Vous aurez noté qu’on parle beaucoup de Pasqua et d’agnello – d’ailleurs Mickael a pris un menu composé de trois plats d’agnello. …tout ceci arrosé d’un Montepulciano très, très bon, conseillé par le serveur Andrea, qui nous félicita lorsque avec empressement, nous avons refusé tout liquide s’apparentant à de l’eau.
La galerie d’art nous tendait les bras mais pour tout dire, étant bien plombés et somme toute assez allègres (la bouteille de Montepulciano n’étant pas étrangère à cet état), nous avons préféré un petit cappuccino en scrutant le plan de la ville à recherche de la via Bontempi, où se trouve l’auberge de jeunesse auprès de laquelle Mikael avait réservé deux lits. La rue était à environ cent mètres, mais malgré le plan, il nous a fallu demander la direction à deux autochtones (ce qui vous donne une idée de notre allégresse éthylique). Coïncidence parmi d’autres, nous avons découvert que nous partagions la chambre avec deux Suisses, des Turgoviens (c’est-à-dire, des Suisses-Schtroumpfs (si vous avez lu la CR XXV, vous comprendrez qu’il s’agit de Suisses d’expression suisse-allemande)).

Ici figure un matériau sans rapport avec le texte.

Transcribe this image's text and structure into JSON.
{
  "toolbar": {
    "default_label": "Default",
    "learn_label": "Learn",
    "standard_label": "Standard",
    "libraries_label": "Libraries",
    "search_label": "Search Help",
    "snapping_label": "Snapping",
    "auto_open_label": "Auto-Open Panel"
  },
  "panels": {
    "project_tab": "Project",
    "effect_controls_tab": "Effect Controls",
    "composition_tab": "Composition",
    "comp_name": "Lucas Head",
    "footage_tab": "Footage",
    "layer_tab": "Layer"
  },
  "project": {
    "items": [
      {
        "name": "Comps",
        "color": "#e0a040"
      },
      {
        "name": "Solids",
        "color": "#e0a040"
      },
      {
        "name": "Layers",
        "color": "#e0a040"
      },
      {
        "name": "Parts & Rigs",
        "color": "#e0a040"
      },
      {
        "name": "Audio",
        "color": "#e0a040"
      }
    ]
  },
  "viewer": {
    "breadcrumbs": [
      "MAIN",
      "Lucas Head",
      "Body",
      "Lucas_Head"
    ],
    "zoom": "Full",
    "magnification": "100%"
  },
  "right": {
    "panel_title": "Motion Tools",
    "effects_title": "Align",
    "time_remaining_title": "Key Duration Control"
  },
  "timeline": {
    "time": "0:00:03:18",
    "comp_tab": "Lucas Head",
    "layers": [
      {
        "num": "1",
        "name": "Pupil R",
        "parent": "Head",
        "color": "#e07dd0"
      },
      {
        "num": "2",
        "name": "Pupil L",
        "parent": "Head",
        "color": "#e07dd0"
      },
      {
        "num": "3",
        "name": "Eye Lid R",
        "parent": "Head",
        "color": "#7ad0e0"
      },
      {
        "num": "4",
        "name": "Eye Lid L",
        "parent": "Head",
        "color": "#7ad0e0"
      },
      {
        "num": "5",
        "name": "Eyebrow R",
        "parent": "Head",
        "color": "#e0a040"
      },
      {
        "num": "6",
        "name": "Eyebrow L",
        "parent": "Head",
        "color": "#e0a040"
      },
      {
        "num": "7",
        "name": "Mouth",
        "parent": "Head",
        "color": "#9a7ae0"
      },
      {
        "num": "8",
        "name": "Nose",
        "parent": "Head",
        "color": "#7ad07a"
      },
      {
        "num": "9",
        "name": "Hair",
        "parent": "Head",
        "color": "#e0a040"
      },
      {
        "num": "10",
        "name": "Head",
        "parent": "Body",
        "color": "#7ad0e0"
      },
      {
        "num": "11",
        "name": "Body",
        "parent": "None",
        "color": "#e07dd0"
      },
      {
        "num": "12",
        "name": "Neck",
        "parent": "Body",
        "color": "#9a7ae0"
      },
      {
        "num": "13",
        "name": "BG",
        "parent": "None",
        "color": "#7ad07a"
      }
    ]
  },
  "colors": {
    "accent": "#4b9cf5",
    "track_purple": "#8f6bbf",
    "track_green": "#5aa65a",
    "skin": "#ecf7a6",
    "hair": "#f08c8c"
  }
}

A propos de comparaison, j’avais dit que la langue Suisse-Allemande est à l’Allemand ce que le Schtroumpf est au Français ; eh bien, voici une nouvelle distinction : apprenez que le Turgovien est au Zürichois ce que l’Auvergnat est au Parisien, c’est-à-dire, un bouseux. Bref, les deux Turgoviens, prénommés David (aimable et assez francophone) et Mark (particulièrement avenant, rougissant si son regard en croise un autre – au hasard, le mien – plus de trois secondes, bafouillant s’il dépasse les cinq secondes), s’avérant fort sympathiques, nous leur avons proposé de dîner ensemble le soir ; puis, enfin, j’ai traîné Mikael à la galerie, gavée d’art religieux du Moyen-Âge et du début de la Renaissance. Gavé, Mikael le fut également très vite, aussi préféra-t-il s’intéresser au fonctionnement des humidificateurs, non sans prêter cependant une oreille attentive à mes explications sur « comment reconnaître les saints dans les tableaux ou les scènes religieuses » : « là, avec les stigmates, c’est Saint-François ; avec le lion, c’est Saint-Jérôme ; le jeune homme qui ressemble à une fille, avec un évangile dans les mains, c’est Saint-Jean ; avec la croix, nooon, c’est pas le Christ, c’est Saint-André ; avec la paire de clés, c’est Saint-Pierre… Quand Gabriel arrive en rase-mottes aux pieds Marie, c’est l’Annonciation… Quand elle est avec Jésus enfant dans l’étable et que des gens sont à genoux autour, c’est une Adoration – des mages s’ils portent une couronne, des berges si c’est un mouton – et quand elle le tient sur ses genoux, adulte et mort, c’est une pietà… »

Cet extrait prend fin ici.